Ausgabe 1003
Einmal oben, einmal unten …

… und Sand im Getriebe. So könnte man die momentane Lage, aber auch die Stimmung in verschiedenen Bereichen des österreichischen Schießsports kurz beschreiben.

In Hochstimmung konnten wir in den letzten Wochen die Erfolge unserer Gewehrschützen genießen, als sie bei der Europameisterschaft und im Weltcup mit der ersten Garnitur neben Weltrekorden und Mannschaftstiteln auch noch mehrere Einzelmedaillen und - was besonders zählt - den dritten und den vierten Olympia-Startplatz für Österreich errungen haben. Auch die Ergebnisse der Pistolenschützen waren zufrieden stellend, und die zweite Garnitur hat sich auf den Nebenschauplätzen gut in Szene setzen können.

Im nicht olympischen Bereich haben die Vorderladerschützen bei ihrer Europameisterschaft dafür gesorgt, dass Österreich in den Ergebnislisten noch immer auf den vordersten Plätzen vorkommt. - Wie vor Jahren auch die Armbrustschützen.

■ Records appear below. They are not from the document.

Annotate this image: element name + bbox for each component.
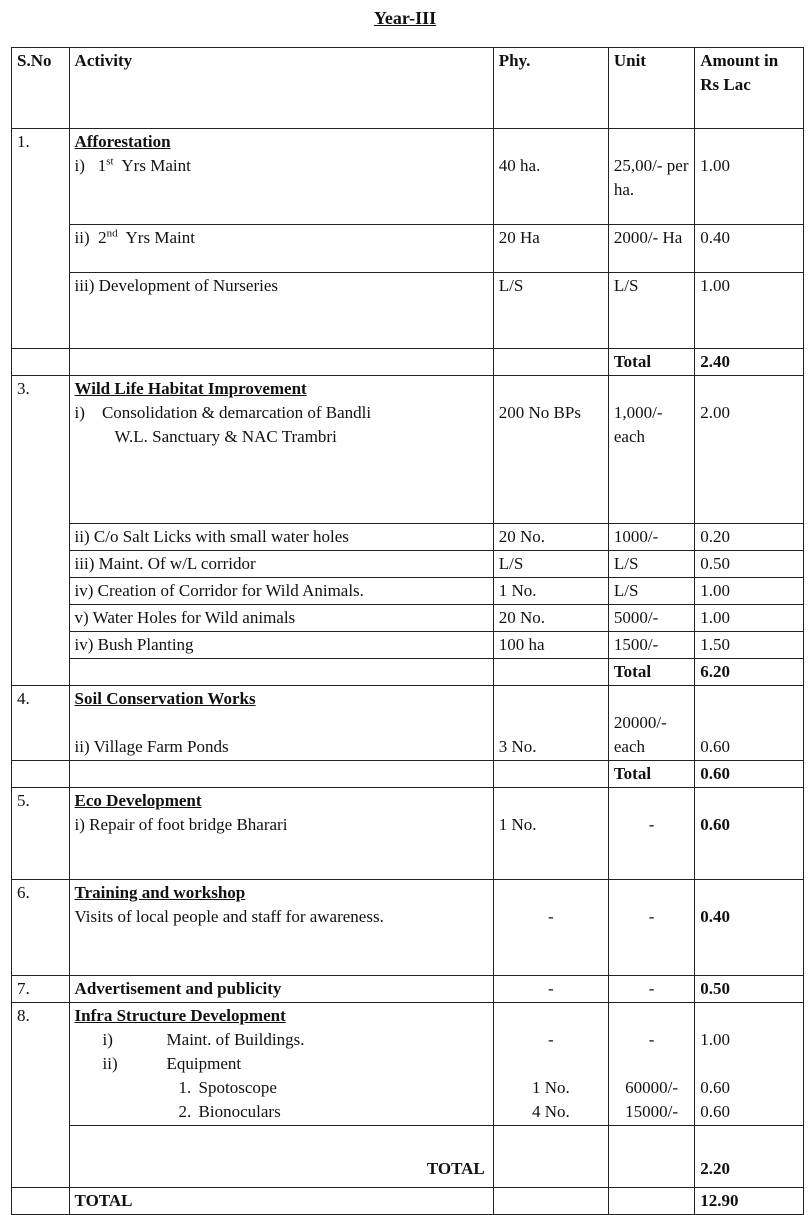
list-item: ii) Equipment — [102, 1054, 242, 1073]
phy-cell: L/S — [493, 551, 608, 578]
list-item: i) Maint. of Buildings. — [102, 1030, 305, 1049]
activity-text: Visits of local people and staff for awareness. — [74, 907, 384, 926]
header-unit: Unit — [608, 48, 694, 129]
table-row — [12, 376, 804, 524]
activity-cell: ii) C/o Salt Licks with small water holes — [69, 524, 493, 551]
phy-cell: 100 ha — [493, 632, 608, 659]
total-label: Total — [608, 659, 694, 686]
total-amount: 2.40 — [695, 349, 804, 376]
phy-cell: - — [493, 880, 608, 976]
unit-cell: 1,000/- each — [608, 376, 694, 524]
empty-cell — [69, 659, 493, 686]
empty-cell — [493, 1188, 608, 1215]
unit-cell: - — [608, 788, 694, 880]
sno-cell: 3. — [12, 376, 70, 686]
unit-cell: - — [608, 976, 694, 1003]
phy-cell: 20 No. — [493, 524, 608, 551]
activity-cell: iii) Maint. Of w/L corridor — [69, 551, 493, 578]
unit-cell: - 60000/- 15000/- — [608, 1003, 694, 1126]
activity-cell — [69, 686, 493, 761]
sno-cell: 6. — [12, 880, 70, 976]
empty-cell — [493, 349, 608, 376]
header-activity: Activity — [69, 48, 493, 129]
table-row — [12, 273, 804, 349]
activity-cell: iv) Bush Planting — [69, 632, 493, 659]
table-row — [12, 578, 804, 605]
unit-cell: 20000/- each — [608, 686, 694, 761]
unit-cell: L/S — [608, 551, 694, 578]
phy-cell: - — [493, 976, 608, 1003]
table-row — [12, 788, 804, 880]
phy-cell: - 1 No. 4 No. — [493, 1003, 608, 1126]
activity-text: i) 1st Yrs Maint — [74, 155, 191, 175]
grand-total-row — [12, 1188, 804, 1215]
table-row — [12, 1003, 804, 1126]
table-row — [12, 605, 804, 632]
sno-cell: 1. — [12, 129, 70, 349]
list-item: 1. Spotoscope — [178, 1078, 277, 1097]
amount-cell: 0.50 — [695, 976, 804, 1003]
subtotal-row — [12, 659, 804, 686]
amount-cell: 0.40 — [695, 225, 804, 273]
section-heading: Afforestation — [74, 132, 171, 151]
activity-text: i) Repair of foot bridge Bharari — [74, 815, 288, 834]
phy-cell: 3 No. — [493, 686, 608, 761]
total-amount: 2.20 — [695, 1126, 804, 1188]
page-title: Year-III — [373, 8, 437, 28]
section-heading: Eco Development — [74, 791, 202, 810]
section-heading: Infra Structure Development — [74, 1006, 286, 1025]
empty-cell — [608, 1188, 694, 1215]
total-label: Total — [608, 349, 694, 376]
subtotal-row — [12, 349, 804, 376]
unit-cell: 1000/- — [608, 524, 694, 551]
phy-cell: 40 ha. — [493, 129, 608, 225]
amount-cell: 0.50 — [695, 551, 804, 578]
empty-cell — [12, 349, 70, 376]
table-row — [12, 880, 804, 976]
table-row — [12, 225, 804, 273]
amount-cell: 1.50 — [695, 632, 804, 659]
activity-cell — [69, 1003, 493, 1126]
unit-cell: 5000/- — [608, 605, 694, 632]
table-row — [12, 524, 804, 551]
budget-table — [11, 47, 804, 1215]
table-row — [12, 976, 804, 1003]
amount-cell: 0.40 — [695, 880, 804, 976]
amount-cell: 0.20 — [695, 524, 804, 551]
sno-cell: 8. — [12, 1003, 70, 1188]
empty-cell — [493, 1126, 608, 1188]
phy-cell: 200 No BPs — [493, 376, 608, 524]
header-row — [12, 48, 804, 129]
unit-cell: L/S — [608, 578, 694, 605]
unit-cell: 25,00/- per ha. — [608, 129, 694, 225]
empty-cell — [12, 761, 70, 788]
sno-cell: 4. — [12, 686, 70, 761]
subtotal-row — [12, 761, 804, 788]
header-phy: Phy. — [493, 48, 608, 129]
activity-cell: iii) Development of Nurseries — [69, 273, 493, 349]
activity-cell — [69, 129, 493, 225]
activity-cell: ii) 2nd Yrs Maint — [69, 225, 493, 273]
phy-cell: 1 No. — [493, 788, 608, 880]
amount-cell: 1.00 0.60 0.60 — [695, 1003, 804, 1126]
unit-cell: L/S — [608, 273, 694, 349]
unit-cell: 2000/- Ha — [608, 225, 694, 273]
section-heading: Advertisement and publicity — [69, 976, 493, 1003]
section-heading: Training and workshop — [74, 883, 246, 902]
activity-cell — [69, 788, 493, 880]
grand-total-label: TOTAL — [69, 1188, 493, 1215]
total-amount: 0.60 — [695, 761, 804, 788]
table-row — [12, 551, 804, 578]
empty-cell — [69, 349, 493, 376]
amount-cell: 1.00 — [695, 605, 804, 632]
subtotal-row — [12, 1126, 804, 1188]
sno-cell: 5. — [12, 788, 70, 880]
unit-cell: - — [608, 880, 694, 976]
activity-cell: Wild Life Habitat Improvement i) Consolidation & demarcation of Bandli W.L. Sanctuary & NAC Trambri — [69, 376, 493, 524]
amount-cell: 0.60 — [695, 788, 804, 880]
phy-cell: L/S — [493, 273, 608, 349]
table-row — [12, 129, 804, 225]
grand-total-amount: 12.90 — [695, 1188, 804, 1215]
empty-cell — [493, 659, 608, 686]
activity-cell — [69, 880, 493, 976]
section-heading: Wild Life Habitat Improvement — [74, 379, 307, 398]
phy-cell: 1 No. — [493, 578, 608, 605]
table-row — [12, 632, 804, 659]
amount-cell: 1.00 — [695, 578, 804, 605]
amount-cell: 0.60 — [695, 686, 804, 761]
unit-cell: 1500/- — [608, 632, 694, 659]
section-heading: Soil Conservation Works — [74, 689, 256, 708]
empty-cell — [608, 1126, 694, 1188]
total-amount: 6.20 — [695, 659, 804, 686]
empty-cell — [69, 761, 493, 788]
total-label: Total — [608, 761, 694, 788]
header-amount: Amount in Rs Lac — [695, 48, 804, 129]
activity-text: ii) Village Farm Ponds — [74, 737, 229, 756]
amount-cell: 2.00 — [695, 376, 804, 524]
total-label: TOTAL — [69, 1126, 493, 1188]
phy-cell: 20 No. — [493, 605, 608, 632]
activity-cell: iv) Creation of Corridor for Wild Animals. — [69, 578, 493, 605]
amount-cell: 1.00 — [695, 273, 804, 349]
empty-cell — [12, 1188, 70, 1215]
list-item: 2. Bionoculars — [178, 1102, 281, 1121]
table-row — [12, 686, 804, 761]
empty-cell — [493, 761, 608, 788]
activity-cell: v) Water Holes for Wild animals — [69, 605, 493, 632]
phy-cell: 20 Ha — [493, 225, 608, 273]
sno-cell: 7. — [12, 976, 70, 1003]
header-sno: S.No — [12, 48, 70, 129]
amount-cell: 1.00 — [695, 129, 804, 225]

Unser Armbrustsport ist aber - hoffentlich nur für kurze Zeit - weit unten angelangt. Nicht nur was die sportlichen Erfolge betrifft, sondern - was sich schon seit längerer Zeit abgezeichnet hat - auch im organisatorischen Bereich, der offenbar zu stark mit dem Geschehen auf internationaler Ebene verquickt war. Engstirnigkeit und Machtausübung mussten sich so auf die Stimmung unter den Sportlern und ihre Leistungen auswirken, deren Ausbeute bei der Weltmeisterschaft in Belgien eine Junioren-Bronzemedaille war.

Ein Hoffnungsschimmer könnten die Neuwahlen in der Internationalen Armbrust-Union sein, wo der unseren Lesern von seinen internationalen Berichten her bekannte Schweizer Schießsportjournalist Werner Hirt zum Präsidenten der IAU gewählt wurde. Mit seiner Erfahrung sollte es gelingen, die Uneinigkeit im Weltverband wie auch im eigenen Land zu beenden und dem Armbrustsport bessere Perspektiven zu eröffnen.

Österreich hat zwar sein Interesse an einer freien Führungsposition im Executiv Committee bekundet, sich aber im Interesse einer gedeihlichen Zukunft einer Kampfabstimmung für einen der beiden Vizepräsidenten nicht gestellt, weil es im Wahlvorschlag für Europa (Asien stellt einen eigenen Vizepräsidenten) erst an zweiter Stelle gereiht war. Im Technical Committee wird Thomas Lampl die österreichischen Farben vertreten.

Es bleibt also zu hoffen, dass der Sand aus dem Getriebe des Armbrustsports bald entfernt sein wird. Spätestens bis zum Jahre 2006, wo ja im oberösterreichischen Steyr die Armbrust-Weltmeisterschaften Match und Field stattfinden sollen.

Andererseits wird der Österreichische Schützenbund trachten müssen, dass bei den olympischen Disziplinen nicht zu viel Sand ins Getriebe kommt. Die unangenehmen Geräusche bekämen sonst die Aktiven zu spüren, deren Kopf für den Sport frei sein muss.

Was im Klartext heißen will: Die offenen Probleme müssen angepackt und dürfen nicht - wie in anderen Bereichen unseres Lebens praktiziert - nur "ausgesessen" werden.

Engstirnigkeit und falsche Machtausübung könnten sonst auch die in letzter Zeit so erfolgreiche olympische Sparte nach unten führen.